Kenneth Davison, The Age, April, 2003 …
Under the cover of the fog of war, the Howard Government is trying to drive the final nail into Medicare as a universal system of financing health care.
Like Malcom Fraser in the 1975 campaign, when he promised to retain Medibank and immediately began dismantling it after the election, John Howard knew that a full frontal attack on Medicare could have cost him the 1996 election.
Our current Prime Minister …
Tony Abbott once jokingly described himself as the ideological love child of John Howard and Bronwyn Bishop.
Federal Health Minister, Peter Dutton, The 7.30 Report, February 19, 2014 …
SARAH FERGUSON: You said in your speech today that in the past 10 years the cost of Medicare has increased by 120 per cent, the Pharmaceutical Benefits Scheme by 90 per cent, hospital care by 80 per cent. You say that’s not sustainable and something must be done. What exactly is it that you are planning to do?
PETER DUTTON: Well the first thing that we have to do is have a conversation with the Australian people to say that we want to strengthen and modernise Medicare. It’s a system that, obviously, all Australians, including myself, hold near and dear …
SARAH FERGUSON: And is that going to require a new form of means testing to make that possible?

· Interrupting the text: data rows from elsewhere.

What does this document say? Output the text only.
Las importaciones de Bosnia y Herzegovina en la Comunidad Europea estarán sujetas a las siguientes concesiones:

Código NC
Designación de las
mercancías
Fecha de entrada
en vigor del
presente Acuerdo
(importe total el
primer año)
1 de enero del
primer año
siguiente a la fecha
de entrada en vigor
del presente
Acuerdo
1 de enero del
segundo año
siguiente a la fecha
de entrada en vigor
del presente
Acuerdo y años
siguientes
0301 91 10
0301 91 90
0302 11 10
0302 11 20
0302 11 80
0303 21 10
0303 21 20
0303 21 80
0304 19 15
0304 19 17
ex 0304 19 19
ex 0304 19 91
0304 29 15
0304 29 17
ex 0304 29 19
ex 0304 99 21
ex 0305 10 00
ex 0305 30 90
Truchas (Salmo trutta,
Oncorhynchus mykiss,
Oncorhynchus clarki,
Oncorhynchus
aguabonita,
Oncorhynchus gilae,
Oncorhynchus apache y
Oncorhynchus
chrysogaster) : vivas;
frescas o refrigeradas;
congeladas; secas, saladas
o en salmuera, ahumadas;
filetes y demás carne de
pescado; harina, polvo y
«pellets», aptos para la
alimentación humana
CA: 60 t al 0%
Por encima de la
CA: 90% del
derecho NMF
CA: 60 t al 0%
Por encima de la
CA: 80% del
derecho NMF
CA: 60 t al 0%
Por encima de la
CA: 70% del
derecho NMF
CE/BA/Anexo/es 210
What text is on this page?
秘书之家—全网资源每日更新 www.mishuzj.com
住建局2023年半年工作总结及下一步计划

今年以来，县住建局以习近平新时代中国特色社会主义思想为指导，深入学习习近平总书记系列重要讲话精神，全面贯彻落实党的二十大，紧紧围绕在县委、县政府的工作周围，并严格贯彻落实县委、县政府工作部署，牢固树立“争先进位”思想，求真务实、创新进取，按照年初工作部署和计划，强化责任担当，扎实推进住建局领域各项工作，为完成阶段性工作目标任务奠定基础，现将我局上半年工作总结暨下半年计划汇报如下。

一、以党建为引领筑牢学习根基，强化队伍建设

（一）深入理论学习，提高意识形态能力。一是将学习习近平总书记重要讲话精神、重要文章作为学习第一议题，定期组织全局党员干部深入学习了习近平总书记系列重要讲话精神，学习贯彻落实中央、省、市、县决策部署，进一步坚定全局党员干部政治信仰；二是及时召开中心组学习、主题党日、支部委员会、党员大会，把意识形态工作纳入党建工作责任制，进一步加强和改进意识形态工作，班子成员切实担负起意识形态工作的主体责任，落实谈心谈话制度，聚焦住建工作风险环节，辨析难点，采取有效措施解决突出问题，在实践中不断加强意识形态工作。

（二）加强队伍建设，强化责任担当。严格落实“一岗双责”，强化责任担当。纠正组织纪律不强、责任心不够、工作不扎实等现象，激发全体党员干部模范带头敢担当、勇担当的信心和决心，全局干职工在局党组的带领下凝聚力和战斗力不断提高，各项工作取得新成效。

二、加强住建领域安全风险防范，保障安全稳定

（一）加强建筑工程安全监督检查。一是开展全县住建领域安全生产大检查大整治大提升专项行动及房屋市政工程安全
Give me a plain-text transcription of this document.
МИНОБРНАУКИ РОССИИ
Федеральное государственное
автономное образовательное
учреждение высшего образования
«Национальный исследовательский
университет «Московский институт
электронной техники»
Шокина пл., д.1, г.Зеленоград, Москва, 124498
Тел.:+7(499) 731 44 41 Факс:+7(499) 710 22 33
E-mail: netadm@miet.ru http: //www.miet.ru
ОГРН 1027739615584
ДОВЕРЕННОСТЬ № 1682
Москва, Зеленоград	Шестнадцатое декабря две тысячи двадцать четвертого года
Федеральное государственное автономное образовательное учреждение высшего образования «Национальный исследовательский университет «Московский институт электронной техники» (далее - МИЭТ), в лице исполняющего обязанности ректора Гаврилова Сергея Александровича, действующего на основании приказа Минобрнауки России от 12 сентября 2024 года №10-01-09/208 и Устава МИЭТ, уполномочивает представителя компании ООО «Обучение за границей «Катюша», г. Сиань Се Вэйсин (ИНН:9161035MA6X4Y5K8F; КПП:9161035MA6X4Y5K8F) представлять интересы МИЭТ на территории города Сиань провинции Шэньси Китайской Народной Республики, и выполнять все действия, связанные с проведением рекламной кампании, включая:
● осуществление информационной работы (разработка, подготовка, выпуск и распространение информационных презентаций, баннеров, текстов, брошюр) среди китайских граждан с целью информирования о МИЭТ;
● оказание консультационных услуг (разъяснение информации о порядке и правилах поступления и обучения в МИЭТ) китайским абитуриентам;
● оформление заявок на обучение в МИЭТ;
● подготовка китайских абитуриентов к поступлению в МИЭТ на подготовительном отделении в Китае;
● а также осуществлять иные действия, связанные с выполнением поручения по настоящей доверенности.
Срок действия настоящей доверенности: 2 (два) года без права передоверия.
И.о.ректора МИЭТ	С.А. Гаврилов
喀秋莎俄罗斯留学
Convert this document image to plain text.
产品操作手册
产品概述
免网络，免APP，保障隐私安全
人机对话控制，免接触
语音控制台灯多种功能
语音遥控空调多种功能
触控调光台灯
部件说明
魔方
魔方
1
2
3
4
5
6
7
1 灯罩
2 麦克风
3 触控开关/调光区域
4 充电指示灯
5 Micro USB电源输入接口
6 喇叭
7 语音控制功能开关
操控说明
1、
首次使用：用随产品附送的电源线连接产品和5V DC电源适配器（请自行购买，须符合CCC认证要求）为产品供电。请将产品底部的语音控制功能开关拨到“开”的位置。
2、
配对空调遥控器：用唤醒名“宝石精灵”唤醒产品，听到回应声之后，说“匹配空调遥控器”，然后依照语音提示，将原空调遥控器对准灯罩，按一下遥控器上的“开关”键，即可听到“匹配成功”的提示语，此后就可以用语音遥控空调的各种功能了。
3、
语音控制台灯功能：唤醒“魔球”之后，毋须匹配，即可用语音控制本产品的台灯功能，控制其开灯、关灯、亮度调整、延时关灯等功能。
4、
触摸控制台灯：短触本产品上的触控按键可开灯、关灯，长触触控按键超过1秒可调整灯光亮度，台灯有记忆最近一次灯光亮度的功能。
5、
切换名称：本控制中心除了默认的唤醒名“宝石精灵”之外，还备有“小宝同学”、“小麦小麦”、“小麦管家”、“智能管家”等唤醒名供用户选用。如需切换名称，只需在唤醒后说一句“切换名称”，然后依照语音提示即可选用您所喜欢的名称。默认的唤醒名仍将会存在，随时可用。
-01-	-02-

PETER DUTTON: Well, not necessarily, and again, this is the recommendations that we’ll wait to see from the Commission of Audit. I want to make sure that, for argument’s sake, we have a discussion about you or me on reasonable incomes whether we should expect to pay nothing when we go to see the doctor, when we go to have a blood test, should we expect to pay nothing as a co-contribution and other taxpayers to pick up that bill. I think these are all reasonable discussions for our population to have.
Former Labor Federal Health Minister, Tanya Plibersek …
Tony Abbott’s health minister. One interview. The main points:
1. Under Tony Abbott universal healthcare through Medicare is over.
2. Under Tony Abbott ordinary families should be forced pay to see a GP.
3. Under Tony Abbott keeping the junk food industry happy is more important than keeping people healthy.
And we all lived happily ever after.